Book Synopsis Encyclopedia of British Humorists by : Steven H. Gale
Download or read book Encyclopedia of British Humorists written by Steven H. Gale and published by Taylor & Francis. This book was released on 1996 with total page 690 pages. Available in PDF, EPUB and Kindle. Book excerpt: First Published in 1996. Routledge is an imprint of Taylor & Francis, an informa company.

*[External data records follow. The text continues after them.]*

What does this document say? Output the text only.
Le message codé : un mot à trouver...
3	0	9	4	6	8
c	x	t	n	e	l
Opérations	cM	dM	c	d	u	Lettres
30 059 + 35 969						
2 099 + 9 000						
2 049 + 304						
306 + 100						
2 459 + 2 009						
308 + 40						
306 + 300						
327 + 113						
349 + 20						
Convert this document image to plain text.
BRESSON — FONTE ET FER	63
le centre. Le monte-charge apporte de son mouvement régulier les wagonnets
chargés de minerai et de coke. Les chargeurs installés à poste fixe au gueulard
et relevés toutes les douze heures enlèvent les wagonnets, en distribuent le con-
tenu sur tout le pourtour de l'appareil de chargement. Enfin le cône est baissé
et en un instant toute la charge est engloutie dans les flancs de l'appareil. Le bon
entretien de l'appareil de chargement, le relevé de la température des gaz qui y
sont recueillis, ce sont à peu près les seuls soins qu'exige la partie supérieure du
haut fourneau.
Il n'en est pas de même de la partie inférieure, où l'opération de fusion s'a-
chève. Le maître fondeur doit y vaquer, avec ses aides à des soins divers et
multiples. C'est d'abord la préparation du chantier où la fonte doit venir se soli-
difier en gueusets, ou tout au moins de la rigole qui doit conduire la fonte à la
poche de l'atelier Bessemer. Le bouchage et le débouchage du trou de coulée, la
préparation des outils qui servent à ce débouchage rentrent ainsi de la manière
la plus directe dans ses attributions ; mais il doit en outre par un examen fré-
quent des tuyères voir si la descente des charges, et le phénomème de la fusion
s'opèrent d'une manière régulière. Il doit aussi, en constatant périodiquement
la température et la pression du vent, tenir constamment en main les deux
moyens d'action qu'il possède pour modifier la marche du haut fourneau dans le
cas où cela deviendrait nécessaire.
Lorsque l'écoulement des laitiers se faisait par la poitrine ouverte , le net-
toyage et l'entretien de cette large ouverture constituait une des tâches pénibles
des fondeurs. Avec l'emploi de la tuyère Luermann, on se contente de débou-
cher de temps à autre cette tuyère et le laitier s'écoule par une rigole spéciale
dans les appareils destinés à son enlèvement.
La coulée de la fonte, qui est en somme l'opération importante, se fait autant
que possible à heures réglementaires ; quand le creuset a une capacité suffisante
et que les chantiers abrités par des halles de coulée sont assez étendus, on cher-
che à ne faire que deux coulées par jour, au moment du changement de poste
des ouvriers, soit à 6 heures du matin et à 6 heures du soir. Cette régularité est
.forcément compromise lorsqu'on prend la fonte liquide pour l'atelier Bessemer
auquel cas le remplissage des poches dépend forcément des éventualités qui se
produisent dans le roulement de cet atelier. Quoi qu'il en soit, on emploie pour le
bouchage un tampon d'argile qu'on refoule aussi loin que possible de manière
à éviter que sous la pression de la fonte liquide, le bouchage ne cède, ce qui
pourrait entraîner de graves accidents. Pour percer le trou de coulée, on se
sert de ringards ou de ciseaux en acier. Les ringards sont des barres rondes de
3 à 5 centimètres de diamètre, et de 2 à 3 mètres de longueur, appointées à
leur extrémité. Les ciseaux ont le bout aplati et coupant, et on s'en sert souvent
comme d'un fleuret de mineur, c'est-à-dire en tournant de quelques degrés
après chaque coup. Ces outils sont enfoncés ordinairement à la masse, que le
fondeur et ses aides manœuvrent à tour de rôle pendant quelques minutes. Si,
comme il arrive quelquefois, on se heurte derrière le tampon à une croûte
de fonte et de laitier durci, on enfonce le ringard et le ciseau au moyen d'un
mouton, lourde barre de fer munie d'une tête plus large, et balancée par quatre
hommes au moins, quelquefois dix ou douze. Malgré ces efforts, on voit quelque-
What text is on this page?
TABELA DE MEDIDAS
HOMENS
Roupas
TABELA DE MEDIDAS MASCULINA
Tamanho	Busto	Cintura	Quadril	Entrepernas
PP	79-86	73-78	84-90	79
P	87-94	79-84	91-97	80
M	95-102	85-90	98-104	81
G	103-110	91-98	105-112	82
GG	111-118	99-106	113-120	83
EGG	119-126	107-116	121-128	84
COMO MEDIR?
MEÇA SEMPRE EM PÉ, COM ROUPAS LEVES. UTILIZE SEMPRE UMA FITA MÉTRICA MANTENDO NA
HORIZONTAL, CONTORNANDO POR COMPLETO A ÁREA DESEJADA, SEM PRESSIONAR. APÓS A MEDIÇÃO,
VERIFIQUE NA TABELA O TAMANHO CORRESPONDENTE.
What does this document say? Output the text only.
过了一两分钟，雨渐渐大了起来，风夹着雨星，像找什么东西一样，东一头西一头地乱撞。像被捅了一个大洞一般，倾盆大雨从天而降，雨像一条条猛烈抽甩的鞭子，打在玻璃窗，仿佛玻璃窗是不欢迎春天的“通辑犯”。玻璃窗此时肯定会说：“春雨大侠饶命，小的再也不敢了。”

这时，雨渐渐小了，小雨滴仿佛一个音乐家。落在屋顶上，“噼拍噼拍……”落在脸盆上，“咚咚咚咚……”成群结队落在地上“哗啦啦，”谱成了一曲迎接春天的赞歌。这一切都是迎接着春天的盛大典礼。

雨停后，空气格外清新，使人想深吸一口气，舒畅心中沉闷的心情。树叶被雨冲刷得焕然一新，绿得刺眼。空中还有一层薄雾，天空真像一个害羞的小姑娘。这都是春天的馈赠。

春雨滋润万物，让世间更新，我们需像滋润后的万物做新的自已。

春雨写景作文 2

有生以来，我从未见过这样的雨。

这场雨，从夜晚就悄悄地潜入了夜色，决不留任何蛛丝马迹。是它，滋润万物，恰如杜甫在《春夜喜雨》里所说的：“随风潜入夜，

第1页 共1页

Download or read book Pound/Lewis written by Ezra Pound and published by New Directions Publishing. This book was released on 1985 with total page 380 pages. Available in PDF, EPUB and Kindle. Book excerpt: The friendship of Ezra Pound and Wyndham Lewis began in London in 1909, survived two European wars and the rise and fall of the totalitarian governments both men misguidedly supported, and lasted through Pound's years of confinement at St. Elizabeths, to Lewis's death in 1957. In Pound/Lewis, their correspondence of five decades is gathered for the first time; it proves a revealing reflection of their intense, always professional, mutual regard.
Book Synopsis Framing Literary Humour by : Jeanne Mathieu-Lessard
Download or read book Framing Literary Humour written by Jeanne Mathieu-Lessard and published by Bloomsbury Publishing USA. This book was released on 2020-01-23 with total page 293 pages. Available in PDF, EPUB and Kindle. Book excerpt: Contrary to what their oppressive design would lead us to believe, might structures of imprisonment actually incite humour? Starting from the most obvious areas of imprisonment (war camps, prison cells) and moving to the less obvious (masks, bodies), Framing Literary Humour demonstrates how 20th-century humour in theory and in fiction cannot be fully understood without a careful look at its connection with the notion of imprisonment. Understanding imprisonment as a concrete spatial setting or a metaphorical image, Jeanne Mathieu-Lessard analyses selected works of Romain Gary, Giovannino Guareschi, Wyndham Lewis, Vladimir Nabokov and Luigi Pirandello to reconfigure confinement as an essential structural condition for the emergence of humour.